I agree that overtime needed to be changed, but I preferred keeping the game the same and adding time on the clock – just as in the NBA. I prefer to keep the game simple and not confuse fans with the notion that a field goal is not a good thing.
Lions GM Martin Mayhew said this about the possibility of signing Pacman Jones: "Nothing is imminent, but we'll definitely track down more information. He's a guy who has a skill set who can help us. He's had another year of being clean and staying out of trouble. He's got a better situation, a more stable situation, and he's got a lot of people out of his life who were in his life prior to now, from what I understand.”
A skill set that can help them? You have got to be kidding me.
What tape did Mayhew watch to determine this? Or is he listening to outside sources? Regardless of his off-the-field history, Pacman’s on-the-field performance should make the Lions stay away. They’re trying to change the culture of their team, and adding a player like Pacman will hurt, not improve, that attempt.

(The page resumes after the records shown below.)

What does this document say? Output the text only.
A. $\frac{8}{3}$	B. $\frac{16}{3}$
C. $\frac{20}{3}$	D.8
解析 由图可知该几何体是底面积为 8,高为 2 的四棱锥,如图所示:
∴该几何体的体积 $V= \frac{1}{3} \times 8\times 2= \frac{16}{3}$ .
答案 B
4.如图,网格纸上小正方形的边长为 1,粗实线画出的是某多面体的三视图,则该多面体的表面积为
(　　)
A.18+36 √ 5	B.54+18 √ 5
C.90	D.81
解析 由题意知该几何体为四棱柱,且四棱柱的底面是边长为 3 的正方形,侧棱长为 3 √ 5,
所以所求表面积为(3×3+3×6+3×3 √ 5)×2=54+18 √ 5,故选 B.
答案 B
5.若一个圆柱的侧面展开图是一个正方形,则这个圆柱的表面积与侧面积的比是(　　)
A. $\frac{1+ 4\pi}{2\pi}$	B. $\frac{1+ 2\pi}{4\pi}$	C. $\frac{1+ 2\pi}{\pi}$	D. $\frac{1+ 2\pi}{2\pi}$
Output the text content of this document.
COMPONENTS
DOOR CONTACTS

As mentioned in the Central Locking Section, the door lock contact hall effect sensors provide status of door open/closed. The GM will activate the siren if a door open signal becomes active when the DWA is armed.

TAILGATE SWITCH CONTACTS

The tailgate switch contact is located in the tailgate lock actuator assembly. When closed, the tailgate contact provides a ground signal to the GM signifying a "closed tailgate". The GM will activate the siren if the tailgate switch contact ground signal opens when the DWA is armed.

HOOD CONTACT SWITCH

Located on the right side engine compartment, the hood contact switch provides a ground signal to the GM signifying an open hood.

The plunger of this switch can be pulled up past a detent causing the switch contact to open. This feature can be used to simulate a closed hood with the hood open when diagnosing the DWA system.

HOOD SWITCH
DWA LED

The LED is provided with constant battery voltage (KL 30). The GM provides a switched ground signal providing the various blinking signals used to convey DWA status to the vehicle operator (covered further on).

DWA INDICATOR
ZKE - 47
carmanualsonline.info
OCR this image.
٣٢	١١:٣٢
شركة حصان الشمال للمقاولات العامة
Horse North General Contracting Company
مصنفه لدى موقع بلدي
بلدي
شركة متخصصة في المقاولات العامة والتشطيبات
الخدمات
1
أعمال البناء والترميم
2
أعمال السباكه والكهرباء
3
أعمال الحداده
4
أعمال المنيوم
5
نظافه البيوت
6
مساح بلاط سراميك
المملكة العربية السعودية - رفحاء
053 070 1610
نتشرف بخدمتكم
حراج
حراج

Jones is not a good player; just ask the Cowboys. Mayhew needs to understand that every player he brings into that locker room is an extension of him. He needs think hard about this decision and not rely on friends who might be telling him that Jones has changed.
Watch the tape. Jones is not a first-round talent who failed because of his character. He’s a first-round player who failed because of his talent and then his character.